O pão e o café compartilhados ainda terão de esperar um pouco mais. Depois do fim de semana em que Ana Tereza e sua equipe desvendaram os 19 genomas, ela se fechou em casa, em quarentena. "Só dei uma ou outra saída para comprar comida. Mas vou ficar aqui até que o material para fazer novos sequenciamentos chegue. Enquanto isso não acontece, trabalho de casa para não me expor e colaborar com a medida de proteção para toda a população", diz ela.

Tem sido e será um momento muito dramático, mas acho que vamos valorizar nossas interações humanas, a convivência com quem amamos, e que seremos mais solidários. Assim eu espero.

Ana Tereza Vasconcelos, coordenadora do laboratório de bioinformática do Laboratório Nacional de Computação Científica, em Petrópolis (RJ)

Vai passar. E sairemos dessa mais solidários

Com mais de 30 anos de carreira, Ana Tereza já teve a experiência de lidar com uma variedade enorme de amostras — das humanas, passando pelas tumorais, até às de microorganismos perigosos porém comuns, como os causadores da dengue e da febre amarela. Também já teve atuação central em momentos desafiadores para a ciência brasileira, como durante a epidemia de zika, quando o LNCC trabalhou com as amostras do vírus. Mas a pandemia trouxe muitas novidades.

É a primeira vez que ela lida com um coronavírus, com uma crise sanitária tão grave e também com técnicas e dispositivos novos. O sucesso do sequenciamento das 19 amostras contou com o bom desempenho de um novo aparelho, testado pela equipe na ocasião. Trata-se do Mini-Ion, um sequenciador portátil, um pouco maior do que um pen-drive, muito mais rápido do que os convencionais e que permite fazer leituras genômicas fora do laboratório, como em áreas remotas da África, onde também já foi usado. "Não tinha certeza se o dispositivo ia funcionar conosco. E tudo tem saído muito bem", diz.

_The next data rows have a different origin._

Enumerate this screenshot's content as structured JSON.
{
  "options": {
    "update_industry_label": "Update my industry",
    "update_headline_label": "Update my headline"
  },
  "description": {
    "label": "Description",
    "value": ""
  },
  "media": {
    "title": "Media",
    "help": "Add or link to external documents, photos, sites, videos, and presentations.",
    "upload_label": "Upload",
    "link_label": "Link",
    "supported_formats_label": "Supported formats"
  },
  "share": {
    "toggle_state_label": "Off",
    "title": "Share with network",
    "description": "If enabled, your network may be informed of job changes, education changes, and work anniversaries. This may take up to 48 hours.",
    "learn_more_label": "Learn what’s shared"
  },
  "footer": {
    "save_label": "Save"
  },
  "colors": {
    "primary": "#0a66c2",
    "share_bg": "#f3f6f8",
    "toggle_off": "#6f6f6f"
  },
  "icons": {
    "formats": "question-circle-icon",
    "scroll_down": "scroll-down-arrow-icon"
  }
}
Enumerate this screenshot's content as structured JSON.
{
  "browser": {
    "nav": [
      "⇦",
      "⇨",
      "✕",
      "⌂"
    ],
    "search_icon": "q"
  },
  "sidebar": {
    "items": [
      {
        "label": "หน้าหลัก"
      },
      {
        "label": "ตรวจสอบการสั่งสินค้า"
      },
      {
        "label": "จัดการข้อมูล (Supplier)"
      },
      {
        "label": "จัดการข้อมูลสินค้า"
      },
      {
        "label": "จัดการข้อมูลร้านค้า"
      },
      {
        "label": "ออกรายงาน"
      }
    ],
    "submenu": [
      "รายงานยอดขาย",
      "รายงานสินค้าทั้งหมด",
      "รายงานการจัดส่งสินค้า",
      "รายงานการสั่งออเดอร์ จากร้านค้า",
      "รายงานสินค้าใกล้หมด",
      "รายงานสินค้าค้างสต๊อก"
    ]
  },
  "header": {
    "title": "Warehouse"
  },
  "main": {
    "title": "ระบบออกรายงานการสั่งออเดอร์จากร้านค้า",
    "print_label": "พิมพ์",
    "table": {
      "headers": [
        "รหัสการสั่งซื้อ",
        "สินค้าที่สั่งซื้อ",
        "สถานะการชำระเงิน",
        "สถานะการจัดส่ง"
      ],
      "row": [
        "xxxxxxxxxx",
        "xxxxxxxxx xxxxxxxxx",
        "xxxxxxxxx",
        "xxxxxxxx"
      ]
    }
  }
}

Apesar de reconhecer e se preocupar com a gravidade do momento, Ana mantém uma postura otimista. Tem tentado aproveitar o tempo em casa para momentos de afeto e lazer com os filhos. "Quando encerro meu trabalho, lá pelas oito, nove horas da noite, abro um vinho, preparamos algo todos juntos na cozinha e assisto a um filme com os meninos", diz.

Daqui a alguns meses, quando o período mais crítico passar — "e vai passar", garante —, ela acredita que sairemos com alguns ganhos. "Tem sido e será um momento muito dramático, mas acho que vamos valorizar nossas interações humanas, a convivência com quem amamos, e que seremos mais solidários. Assim eu espero."